Fordham University's home for Irish Studies and events. Founded in 1998, the Institute has roots dating back to 1927 and Ulster-born poet Joseph Campbell.
Fordham University’s connections with Ireland are many and longstanding. From its inception in 1841, Fordham was staffed by many faculty who were themselves Irish-born or of Irish descent and who, over generations, counted a disproportionately large number of Irish-Americans among their students. It is perhaps fitting, then, that Fordham University boasted the first programme of Irish Studies in t
he United States. In late 1927 the Belfast-born poet and republican Joseph Campbell, founder and director of the School of Irish Studies based in Lower Manhattan, together with Rev.

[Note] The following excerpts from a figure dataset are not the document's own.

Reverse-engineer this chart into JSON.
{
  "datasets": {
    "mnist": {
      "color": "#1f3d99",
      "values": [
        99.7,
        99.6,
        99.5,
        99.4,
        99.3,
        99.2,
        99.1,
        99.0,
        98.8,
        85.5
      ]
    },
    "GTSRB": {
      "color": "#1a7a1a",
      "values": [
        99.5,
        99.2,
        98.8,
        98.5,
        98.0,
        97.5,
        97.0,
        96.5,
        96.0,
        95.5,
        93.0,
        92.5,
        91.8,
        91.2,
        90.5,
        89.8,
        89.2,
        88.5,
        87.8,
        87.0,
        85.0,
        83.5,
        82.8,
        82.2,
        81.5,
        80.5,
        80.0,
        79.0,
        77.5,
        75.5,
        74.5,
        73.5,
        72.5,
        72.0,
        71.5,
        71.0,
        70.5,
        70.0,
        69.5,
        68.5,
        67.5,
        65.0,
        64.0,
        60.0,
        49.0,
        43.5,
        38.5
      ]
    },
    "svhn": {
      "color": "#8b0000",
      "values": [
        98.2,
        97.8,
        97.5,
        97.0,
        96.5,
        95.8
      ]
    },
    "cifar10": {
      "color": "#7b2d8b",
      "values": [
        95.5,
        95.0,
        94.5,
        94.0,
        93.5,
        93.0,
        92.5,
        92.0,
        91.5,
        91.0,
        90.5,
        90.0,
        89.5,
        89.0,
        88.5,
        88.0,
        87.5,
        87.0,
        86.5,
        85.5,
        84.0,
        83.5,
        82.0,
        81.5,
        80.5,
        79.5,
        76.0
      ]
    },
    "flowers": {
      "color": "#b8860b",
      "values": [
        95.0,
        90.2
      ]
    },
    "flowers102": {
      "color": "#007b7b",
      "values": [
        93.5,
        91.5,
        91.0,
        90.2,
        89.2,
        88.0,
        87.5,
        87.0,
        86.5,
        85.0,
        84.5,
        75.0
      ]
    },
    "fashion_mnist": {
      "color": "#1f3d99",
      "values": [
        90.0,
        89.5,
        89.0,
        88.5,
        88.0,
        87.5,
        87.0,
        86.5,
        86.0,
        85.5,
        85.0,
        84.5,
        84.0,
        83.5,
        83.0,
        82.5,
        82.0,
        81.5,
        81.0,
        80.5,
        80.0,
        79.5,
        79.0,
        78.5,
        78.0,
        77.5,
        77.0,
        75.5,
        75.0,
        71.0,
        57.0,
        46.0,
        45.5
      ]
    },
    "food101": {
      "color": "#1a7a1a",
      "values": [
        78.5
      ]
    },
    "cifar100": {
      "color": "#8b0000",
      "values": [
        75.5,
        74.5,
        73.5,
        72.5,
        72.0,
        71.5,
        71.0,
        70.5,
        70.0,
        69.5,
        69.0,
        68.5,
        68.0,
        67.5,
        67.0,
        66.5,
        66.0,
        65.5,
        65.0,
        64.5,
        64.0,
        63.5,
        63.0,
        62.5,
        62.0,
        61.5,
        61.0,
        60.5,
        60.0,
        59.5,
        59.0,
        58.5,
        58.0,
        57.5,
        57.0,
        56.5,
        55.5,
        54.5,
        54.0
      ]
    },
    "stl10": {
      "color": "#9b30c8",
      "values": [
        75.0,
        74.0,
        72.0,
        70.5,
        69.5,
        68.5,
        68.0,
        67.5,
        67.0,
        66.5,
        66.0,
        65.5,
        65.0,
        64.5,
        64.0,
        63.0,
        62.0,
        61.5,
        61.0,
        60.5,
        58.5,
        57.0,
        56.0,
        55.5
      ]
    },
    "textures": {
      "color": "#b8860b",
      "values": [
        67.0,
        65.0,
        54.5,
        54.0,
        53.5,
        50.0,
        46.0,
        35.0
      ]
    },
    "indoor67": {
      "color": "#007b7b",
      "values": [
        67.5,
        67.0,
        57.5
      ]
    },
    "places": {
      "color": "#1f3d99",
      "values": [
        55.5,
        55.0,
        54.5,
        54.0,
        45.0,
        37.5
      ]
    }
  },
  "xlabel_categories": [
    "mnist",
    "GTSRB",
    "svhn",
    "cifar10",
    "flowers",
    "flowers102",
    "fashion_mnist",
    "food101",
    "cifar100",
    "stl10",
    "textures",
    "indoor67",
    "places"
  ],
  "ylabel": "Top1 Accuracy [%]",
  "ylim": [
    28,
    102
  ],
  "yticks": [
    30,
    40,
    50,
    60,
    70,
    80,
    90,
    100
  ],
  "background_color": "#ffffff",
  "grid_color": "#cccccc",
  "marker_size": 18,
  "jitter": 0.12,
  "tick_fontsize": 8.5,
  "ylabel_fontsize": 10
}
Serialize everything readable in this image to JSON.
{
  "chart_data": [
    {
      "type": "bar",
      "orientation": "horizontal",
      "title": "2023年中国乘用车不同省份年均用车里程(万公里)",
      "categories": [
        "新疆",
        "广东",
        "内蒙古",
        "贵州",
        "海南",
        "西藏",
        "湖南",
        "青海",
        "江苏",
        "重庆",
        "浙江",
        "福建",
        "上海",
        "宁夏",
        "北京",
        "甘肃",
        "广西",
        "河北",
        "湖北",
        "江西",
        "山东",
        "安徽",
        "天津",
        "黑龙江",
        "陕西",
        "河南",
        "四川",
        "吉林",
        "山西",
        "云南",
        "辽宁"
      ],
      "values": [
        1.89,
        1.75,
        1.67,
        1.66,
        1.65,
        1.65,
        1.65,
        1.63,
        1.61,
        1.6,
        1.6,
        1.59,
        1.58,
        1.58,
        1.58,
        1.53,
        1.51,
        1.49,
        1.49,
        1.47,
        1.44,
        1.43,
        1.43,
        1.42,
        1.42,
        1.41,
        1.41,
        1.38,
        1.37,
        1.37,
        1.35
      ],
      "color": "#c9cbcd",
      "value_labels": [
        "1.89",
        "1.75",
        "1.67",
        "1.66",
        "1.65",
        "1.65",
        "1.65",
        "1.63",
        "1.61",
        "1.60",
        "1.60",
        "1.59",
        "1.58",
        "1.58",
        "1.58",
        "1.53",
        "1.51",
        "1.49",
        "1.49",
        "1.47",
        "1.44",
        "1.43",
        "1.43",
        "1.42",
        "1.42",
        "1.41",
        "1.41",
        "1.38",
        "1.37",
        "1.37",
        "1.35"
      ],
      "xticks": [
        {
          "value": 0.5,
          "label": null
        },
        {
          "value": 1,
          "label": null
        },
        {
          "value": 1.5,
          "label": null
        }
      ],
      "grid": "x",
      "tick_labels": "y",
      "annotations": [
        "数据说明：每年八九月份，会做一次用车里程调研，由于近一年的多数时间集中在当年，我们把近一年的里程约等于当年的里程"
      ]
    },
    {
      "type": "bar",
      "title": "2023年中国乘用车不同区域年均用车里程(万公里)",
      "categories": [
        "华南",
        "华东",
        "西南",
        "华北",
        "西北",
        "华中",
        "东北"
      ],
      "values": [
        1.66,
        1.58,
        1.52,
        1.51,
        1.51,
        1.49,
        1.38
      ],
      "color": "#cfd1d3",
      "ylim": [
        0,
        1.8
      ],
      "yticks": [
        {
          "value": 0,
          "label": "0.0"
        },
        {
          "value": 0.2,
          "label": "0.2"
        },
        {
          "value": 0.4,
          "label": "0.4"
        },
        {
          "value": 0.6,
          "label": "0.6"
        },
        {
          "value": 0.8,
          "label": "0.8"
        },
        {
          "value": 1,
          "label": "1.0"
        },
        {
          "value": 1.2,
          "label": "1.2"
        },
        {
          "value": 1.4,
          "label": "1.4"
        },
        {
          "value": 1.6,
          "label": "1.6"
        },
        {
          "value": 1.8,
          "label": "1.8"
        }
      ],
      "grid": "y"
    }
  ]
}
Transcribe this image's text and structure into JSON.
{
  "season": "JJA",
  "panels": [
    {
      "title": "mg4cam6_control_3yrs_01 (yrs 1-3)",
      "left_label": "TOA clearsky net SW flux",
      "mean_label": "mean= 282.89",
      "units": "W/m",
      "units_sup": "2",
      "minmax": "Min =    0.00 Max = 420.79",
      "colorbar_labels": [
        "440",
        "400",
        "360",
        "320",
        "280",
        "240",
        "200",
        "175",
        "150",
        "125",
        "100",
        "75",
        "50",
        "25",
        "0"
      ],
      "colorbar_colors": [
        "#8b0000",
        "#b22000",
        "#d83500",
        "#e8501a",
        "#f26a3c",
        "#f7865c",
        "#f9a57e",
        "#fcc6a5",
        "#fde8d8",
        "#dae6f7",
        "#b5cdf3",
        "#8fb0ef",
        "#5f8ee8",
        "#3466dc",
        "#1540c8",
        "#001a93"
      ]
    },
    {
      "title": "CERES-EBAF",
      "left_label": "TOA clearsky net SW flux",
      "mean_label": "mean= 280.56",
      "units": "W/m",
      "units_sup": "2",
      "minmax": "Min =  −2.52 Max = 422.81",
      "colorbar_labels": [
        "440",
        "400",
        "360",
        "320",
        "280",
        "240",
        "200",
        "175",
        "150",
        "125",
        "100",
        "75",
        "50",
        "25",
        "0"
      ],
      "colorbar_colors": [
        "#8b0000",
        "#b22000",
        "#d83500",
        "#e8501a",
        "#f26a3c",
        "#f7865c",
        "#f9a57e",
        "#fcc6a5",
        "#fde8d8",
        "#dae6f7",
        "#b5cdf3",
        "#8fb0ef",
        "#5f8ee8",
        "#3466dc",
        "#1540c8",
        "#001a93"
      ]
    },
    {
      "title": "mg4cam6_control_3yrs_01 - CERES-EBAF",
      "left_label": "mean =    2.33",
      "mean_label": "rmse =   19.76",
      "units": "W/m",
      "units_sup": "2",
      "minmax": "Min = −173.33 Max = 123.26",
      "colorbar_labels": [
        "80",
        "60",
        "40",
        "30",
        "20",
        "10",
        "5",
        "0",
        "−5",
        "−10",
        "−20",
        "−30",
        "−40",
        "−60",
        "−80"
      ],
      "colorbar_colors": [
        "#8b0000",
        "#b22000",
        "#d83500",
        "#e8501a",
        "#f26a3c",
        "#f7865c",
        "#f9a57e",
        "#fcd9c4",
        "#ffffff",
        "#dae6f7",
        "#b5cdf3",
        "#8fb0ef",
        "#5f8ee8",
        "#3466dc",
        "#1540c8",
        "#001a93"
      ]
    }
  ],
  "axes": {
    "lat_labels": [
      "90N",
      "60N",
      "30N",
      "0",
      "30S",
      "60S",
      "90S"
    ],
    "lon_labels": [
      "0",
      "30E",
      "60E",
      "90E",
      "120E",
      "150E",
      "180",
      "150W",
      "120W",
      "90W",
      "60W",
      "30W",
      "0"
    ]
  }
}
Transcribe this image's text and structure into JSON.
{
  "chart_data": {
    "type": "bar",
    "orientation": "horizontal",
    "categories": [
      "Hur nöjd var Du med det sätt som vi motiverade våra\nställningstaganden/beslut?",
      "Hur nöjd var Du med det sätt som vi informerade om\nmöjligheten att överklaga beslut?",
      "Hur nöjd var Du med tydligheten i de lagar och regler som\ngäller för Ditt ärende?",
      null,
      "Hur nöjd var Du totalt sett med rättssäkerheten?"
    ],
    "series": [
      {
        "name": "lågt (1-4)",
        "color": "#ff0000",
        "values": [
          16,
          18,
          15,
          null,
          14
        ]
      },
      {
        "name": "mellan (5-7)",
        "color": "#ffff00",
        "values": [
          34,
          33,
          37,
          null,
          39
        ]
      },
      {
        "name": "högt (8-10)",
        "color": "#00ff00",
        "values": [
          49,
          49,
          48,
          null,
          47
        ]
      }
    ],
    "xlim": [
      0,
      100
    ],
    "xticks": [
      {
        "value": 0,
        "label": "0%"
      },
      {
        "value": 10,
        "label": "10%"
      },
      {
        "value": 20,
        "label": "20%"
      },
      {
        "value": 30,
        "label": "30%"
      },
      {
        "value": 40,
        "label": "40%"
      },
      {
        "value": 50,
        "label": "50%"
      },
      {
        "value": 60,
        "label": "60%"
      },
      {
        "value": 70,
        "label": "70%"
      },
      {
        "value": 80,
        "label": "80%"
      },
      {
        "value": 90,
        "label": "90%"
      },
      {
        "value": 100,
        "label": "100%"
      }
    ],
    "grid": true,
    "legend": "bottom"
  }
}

Miles J. O’Mailia SJ, then dean of the graduate school at Fordham, oversaw the incorporation of the School into Fordham University. In Campbell’s words: ‘Other American universities have chairs of Celtology, but this will have the distinction of being the first school of its kind devoted to study in the Irish arts as a whole.'
Nearly seventy years later, in 1998, Dr. John McCarthy, now professor emeritus of history, established the modern program of Irish Studies at Fordham with the creation of the Institute for Irish Studies. The purpose of the modern incarnation of the Institute was (and remains) two-fold: to offer Fordham undergraduates an holistic understanding of Ireland through a minor in Irish Studies; and to sponsor academic lectures and special events each year.